Although Michigan reinstated a preventive dental care benefit to people on Medicaid in 2010, there are not enough dentists who will treat Medicaid patients. According to the the Michigan Dental Association, of the state's 6,715 dentists, only 1,666 accept Medicaid for adult patients. This is because the rate of reimbursement for basic dental care is only about 30 to 40%. 95% of Dentists responding to a recent survey by the MDA said the reimbursement rate would have to be above 50% for them to participate in the Medicaid program.
People who are uninsured or who can't find a dentist to treat them, often end up in emergency rooms where they typically receive antibiotics, painkillers, and a referral to a low-cost dental clinic. There are sometimes long waits to be treated in dental clinics and patients may end up back in the Emergency room before they can get in to see a dentist. An emergency room visit typically costs around $200. Sometimes dental problems that are not treated properly can result in longer term hospitalizations that can cost almost $20,000 for a 2 1/2 day stay.

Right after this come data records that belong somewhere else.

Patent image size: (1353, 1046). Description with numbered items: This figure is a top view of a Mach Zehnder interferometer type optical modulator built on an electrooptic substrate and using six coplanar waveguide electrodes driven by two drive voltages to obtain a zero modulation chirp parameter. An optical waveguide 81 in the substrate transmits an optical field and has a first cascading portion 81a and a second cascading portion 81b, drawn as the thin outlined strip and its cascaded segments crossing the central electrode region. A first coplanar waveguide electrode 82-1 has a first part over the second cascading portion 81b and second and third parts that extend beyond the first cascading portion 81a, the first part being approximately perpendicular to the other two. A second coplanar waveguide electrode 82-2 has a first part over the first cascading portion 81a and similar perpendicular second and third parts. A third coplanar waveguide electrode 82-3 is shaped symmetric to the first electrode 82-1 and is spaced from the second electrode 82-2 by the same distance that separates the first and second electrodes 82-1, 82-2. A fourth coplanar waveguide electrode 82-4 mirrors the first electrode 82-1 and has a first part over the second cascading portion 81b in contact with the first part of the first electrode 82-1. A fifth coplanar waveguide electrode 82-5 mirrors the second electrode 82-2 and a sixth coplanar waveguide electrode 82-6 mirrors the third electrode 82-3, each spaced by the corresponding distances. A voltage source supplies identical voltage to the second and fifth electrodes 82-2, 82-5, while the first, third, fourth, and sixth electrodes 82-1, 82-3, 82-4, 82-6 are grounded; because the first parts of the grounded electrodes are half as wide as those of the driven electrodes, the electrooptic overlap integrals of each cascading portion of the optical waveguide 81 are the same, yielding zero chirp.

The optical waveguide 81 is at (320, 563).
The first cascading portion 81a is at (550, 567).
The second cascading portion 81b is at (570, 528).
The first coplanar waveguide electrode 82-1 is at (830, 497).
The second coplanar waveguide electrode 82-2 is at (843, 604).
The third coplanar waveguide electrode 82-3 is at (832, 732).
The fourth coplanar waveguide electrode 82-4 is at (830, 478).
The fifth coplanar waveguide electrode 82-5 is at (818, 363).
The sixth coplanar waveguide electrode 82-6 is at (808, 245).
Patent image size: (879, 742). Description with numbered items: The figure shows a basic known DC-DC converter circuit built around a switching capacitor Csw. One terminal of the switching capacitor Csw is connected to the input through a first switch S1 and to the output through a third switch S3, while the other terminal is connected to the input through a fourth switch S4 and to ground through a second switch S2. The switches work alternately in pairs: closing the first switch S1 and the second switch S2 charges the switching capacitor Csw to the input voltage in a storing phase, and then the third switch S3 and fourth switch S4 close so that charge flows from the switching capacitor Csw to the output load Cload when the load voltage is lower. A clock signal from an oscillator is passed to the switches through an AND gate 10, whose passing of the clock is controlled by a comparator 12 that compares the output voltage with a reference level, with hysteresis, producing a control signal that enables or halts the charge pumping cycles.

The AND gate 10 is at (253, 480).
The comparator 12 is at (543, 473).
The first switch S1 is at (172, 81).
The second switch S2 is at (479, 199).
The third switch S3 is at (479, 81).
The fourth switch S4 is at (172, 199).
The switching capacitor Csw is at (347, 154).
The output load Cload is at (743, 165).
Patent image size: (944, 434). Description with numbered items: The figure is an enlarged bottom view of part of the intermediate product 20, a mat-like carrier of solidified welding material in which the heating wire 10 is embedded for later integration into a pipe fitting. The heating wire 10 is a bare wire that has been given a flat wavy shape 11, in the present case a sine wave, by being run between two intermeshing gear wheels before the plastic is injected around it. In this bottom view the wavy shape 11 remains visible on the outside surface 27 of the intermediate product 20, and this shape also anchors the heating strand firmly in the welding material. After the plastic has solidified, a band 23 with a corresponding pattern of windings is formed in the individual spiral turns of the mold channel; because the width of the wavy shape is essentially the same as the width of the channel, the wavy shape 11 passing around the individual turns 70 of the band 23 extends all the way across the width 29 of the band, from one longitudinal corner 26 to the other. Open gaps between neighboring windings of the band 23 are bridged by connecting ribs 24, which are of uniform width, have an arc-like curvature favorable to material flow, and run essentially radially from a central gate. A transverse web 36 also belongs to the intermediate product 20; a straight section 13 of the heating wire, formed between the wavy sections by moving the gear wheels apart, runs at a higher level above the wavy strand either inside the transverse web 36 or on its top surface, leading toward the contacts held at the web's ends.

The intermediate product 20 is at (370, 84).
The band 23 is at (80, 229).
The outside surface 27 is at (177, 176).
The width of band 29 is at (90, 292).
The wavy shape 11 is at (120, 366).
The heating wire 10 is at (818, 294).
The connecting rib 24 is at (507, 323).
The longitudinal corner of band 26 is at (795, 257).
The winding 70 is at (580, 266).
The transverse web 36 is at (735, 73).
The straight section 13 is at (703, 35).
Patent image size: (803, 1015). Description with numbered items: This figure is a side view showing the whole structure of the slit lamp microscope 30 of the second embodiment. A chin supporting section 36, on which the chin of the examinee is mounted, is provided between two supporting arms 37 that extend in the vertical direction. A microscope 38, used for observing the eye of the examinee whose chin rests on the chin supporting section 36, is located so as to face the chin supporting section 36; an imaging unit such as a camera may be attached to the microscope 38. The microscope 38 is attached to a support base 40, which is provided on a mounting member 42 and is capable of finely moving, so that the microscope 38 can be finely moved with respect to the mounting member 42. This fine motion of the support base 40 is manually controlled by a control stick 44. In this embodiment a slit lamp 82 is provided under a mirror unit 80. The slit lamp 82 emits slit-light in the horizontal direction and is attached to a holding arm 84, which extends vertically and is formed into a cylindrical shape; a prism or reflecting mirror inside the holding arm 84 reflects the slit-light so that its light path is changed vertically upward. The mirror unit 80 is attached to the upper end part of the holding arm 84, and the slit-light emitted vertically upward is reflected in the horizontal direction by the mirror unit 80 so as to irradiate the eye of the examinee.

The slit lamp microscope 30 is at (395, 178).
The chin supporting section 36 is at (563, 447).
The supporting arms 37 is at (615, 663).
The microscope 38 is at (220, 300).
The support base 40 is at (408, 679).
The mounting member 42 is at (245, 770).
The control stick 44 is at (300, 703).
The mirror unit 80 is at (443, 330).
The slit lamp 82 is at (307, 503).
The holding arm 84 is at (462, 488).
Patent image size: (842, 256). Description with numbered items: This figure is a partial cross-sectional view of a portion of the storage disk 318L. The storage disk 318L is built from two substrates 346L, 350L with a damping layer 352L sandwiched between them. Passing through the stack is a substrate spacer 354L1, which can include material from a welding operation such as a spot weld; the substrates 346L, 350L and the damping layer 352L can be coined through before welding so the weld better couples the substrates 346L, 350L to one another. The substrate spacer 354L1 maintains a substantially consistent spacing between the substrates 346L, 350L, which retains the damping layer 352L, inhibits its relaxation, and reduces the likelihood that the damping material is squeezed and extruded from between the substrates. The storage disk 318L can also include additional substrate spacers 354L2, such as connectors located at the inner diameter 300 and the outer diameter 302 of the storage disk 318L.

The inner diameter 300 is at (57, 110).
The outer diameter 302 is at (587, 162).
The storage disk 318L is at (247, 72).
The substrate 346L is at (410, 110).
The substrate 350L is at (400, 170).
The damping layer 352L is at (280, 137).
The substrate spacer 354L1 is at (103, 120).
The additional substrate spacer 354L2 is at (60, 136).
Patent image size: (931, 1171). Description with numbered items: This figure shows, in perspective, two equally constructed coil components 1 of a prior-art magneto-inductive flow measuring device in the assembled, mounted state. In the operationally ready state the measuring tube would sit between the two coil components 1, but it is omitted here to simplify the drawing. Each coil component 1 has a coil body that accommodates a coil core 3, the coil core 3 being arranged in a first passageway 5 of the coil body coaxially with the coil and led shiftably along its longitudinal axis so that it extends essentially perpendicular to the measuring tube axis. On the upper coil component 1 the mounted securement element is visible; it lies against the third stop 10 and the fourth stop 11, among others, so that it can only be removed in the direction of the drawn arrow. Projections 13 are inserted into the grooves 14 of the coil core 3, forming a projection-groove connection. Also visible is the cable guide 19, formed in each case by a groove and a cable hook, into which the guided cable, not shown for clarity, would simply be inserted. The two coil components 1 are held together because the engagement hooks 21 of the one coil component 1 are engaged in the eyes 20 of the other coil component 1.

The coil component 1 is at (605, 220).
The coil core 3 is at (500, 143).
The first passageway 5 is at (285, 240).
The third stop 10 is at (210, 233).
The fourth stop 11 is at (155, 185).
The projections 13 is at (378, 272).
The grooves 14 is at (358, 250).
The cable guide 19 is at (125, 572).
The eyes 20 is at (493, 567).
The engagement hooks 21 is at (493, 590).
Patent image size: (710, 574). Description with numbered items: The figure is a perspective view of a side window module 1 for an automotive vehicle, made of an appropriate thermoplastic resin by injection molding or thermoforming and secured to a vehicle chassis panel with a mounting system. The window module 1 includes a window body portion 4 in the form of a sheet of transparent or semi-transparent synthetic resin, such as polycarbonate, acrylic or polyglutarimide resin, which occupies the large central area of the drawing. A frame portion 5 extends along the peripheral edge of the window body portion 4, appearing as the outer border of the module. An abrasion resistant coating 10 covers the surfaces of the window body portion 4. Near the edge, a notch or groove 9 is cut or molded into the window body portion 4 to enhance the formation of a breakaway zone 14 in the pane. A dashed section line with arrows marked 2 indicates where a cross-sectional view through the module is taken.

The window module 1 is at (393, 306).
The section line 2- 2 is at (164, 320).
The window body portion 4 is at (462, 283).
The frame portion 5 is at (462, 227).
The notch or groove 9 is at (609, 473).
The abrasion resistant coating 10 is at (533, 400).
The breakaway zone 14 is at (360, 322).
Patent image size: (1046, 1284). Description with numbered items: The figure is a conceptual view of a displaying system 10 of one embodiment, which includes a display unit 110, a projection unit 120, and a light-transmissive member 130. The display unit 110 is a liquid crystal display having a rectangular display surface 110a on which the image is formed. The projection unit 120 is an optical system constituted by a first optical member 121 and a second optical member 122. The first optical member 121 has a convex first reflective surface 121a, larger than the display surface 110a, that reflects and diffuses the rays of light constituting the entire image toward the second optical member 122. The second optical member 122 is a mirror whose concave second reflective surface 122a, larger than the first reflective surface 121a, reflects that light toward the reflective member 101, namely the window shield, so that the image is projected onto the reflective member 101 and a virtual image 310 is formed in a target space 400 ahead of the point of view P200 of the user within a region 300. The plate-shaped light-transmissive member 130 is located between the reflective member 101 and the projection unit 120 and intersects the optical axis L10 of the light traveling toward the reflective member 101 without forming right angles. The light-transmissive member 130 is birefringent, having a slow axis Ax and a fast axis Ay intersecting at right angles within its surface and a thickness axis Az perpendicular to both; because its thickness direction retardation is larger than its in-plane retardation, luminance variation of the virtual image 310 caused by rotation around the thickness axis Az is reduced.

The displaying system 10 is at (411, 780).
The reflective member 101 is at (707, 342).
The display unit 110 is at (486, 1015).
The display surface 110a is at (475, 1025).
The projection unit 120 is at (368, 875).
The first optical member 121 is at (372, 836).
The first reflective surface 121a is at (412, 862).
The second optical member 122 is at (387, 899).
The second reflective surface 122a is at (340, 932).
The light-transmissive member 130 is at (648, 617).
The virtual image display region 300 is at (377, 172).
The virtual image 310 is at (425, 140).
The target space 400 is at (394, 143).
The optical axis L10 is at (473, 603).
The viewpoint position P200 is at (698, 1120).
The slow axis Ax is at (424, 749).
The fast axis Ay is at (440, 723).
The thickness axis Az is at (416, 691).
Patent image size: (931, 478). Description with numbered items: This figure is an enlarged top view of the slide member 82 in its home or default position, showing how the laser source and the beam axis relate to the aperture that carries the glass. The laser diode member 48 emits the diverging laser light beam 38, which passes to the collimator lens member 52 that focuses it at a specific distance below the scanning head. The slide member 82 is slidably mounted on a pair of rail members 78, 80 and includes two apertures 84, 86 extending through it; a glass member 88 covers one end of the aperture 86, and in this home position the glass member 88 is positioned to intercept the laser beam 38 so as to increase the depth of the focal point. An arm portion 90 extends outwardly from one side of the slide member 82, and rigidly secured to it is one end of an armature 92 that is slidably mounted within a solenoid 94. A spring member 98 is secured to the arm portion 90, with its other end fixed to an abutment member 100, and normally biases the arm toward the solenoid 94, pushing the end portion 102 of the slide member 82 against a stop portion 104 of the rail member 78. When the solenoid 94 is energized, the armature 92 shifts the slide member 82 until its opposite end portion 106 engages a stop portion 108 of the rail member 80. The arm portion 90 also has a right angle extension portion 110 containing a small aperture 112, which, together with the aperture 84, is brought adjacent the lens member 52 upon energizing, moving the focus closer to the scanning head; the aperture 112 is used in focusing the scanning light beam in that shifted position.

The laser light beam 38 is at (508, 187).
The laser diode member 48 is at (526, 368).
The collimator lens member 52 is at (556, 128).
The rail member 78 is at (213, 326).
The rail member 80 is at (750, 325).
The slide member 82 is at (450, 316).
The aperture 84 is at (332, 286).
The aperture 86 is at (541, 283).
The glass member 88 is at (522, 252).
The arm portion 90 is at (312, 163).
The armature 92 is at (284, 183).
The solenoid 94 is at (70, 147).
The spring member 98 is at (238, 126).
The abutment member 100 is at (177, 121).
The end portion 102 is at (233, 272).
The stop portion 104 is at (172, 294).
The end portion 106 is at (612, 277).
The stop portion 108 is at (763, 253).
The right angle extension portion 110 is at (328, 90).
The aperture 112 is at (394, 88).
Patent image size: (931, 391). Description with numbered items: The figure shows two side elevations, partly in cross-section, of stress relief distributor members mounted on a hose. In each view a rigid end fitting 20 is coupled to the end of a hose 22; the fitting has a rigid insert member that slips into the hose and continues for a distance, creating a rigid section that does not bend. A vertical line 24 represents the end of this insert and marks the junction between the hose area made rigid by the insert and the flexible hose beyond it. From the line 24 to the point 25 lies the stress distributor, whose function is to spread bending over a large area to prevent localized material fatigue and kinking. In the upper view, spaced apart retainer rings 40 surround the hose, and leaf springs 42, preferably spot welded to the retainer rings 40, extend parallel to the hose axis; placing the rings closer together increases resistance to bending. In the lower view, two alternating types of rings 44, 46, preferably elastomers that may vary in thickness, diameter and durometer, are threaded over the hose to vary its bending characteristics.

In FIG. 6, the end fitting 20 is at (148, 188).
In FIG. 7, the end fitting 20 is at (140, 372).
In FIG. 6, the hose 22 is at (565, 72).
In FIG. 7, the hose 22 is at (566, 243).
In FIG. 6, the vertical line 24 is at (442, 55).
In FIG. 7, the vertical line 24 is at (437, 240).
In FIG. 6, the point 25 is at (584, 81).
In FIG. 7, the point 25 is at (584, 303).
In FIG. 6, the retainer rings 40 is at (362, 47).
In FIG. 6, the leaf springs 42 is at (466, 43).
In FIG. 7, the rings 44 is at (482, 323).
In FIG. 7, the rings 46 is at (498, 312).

According to the article, some officials estimate that the number of emergency room visits for dental pain is " …as high as 100,000 per year in Michigan, with more than 1,000 hospitalizations annually for preventable dental problems."
"As with so many issues, spending money on prevention will save money in the long run. Michigan must must move access to dental care higher on its priority list," says the LSJ editorial.